New unemployment numbers show national economy affecting Louisiana

By Caroline Moses - bio | email

BATON ROUGE, LA (WAFB) - New unemployment numbers released Wednesday look much worse than the numbers from one year ago, or even those from one month ago. They paint a very different picture than the economic landscape Louisiana officials have been describing.

Louisiana Economic Development Secretary Stephen Moret and LSU economist Loren Scott have been spreading news of a stellar state economy. "So while the South shrank, the country shrank jobs, we grew jobs in this year," said Moret. "We'll actually grow by about 2,400 jobs in 2009," Scott said.

However, a new unemployment figure of 5.3% in Baton Rouge tells a different tale. Unemployment is up .5% from last month and 1.5% from last year. "The number of unemployed increased and taken from survey and that's partly a result of the number of people in the workforce growing faster than the number of jobs," said Curt Eysink with the Louisiana Workforce Commission.

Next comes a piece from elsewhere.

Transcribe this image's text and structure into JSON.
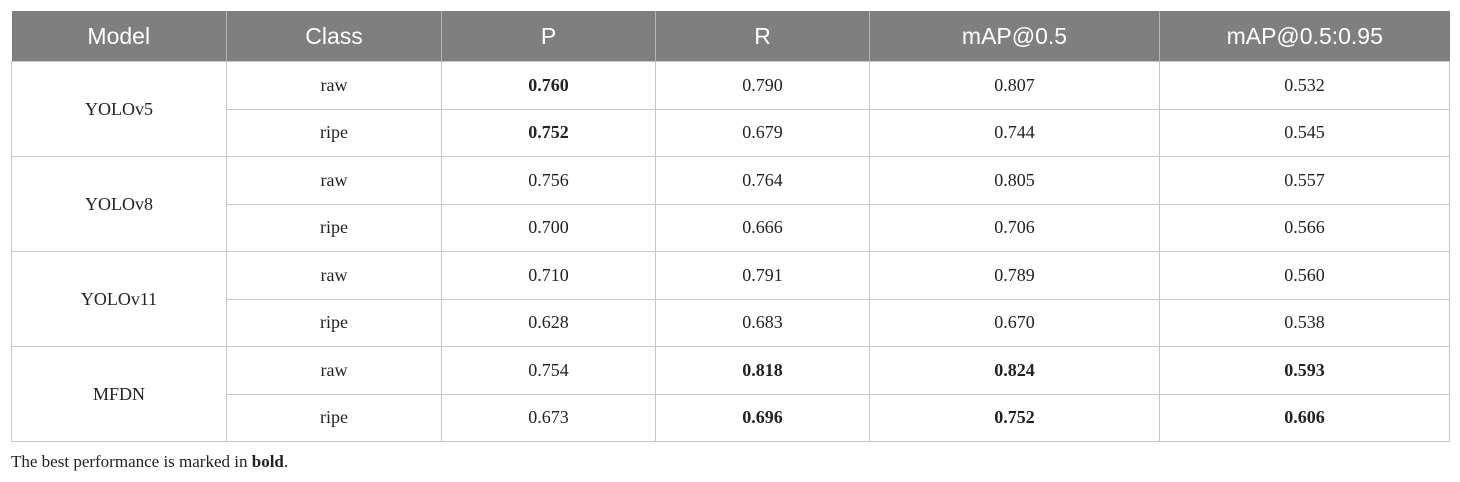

Eysink says the numbers show Louisiana is no longer immune to the recession. The number of people who filed for unemployment one week this month nearly tripled that of an average week last year. "I think everybody's been caught by surprise at the situation with the economy now compared to what it was six months ago, which is a relatively short time period," Eysink said. An example of the situation was a line in New Orleans Tuesday. All types of people, from college kids to senior citizens, showed up at a job fair hoping for work. "The major areas seeing layoffs are in the auto industry and the pulp and paper industry," he added.

It's not all gloom for certain industries, though. According to Forbes Magazine, some jobs are virtually recession-proof. Its top five safe jobs are:

#5 Accounting Staff
#4 Accounting Executive
#3 Nursing
#2 Software Design and Development
#1 Sales Representative

Eysink says Louisiana is still not nearly as affected as other states in country, at least not yet.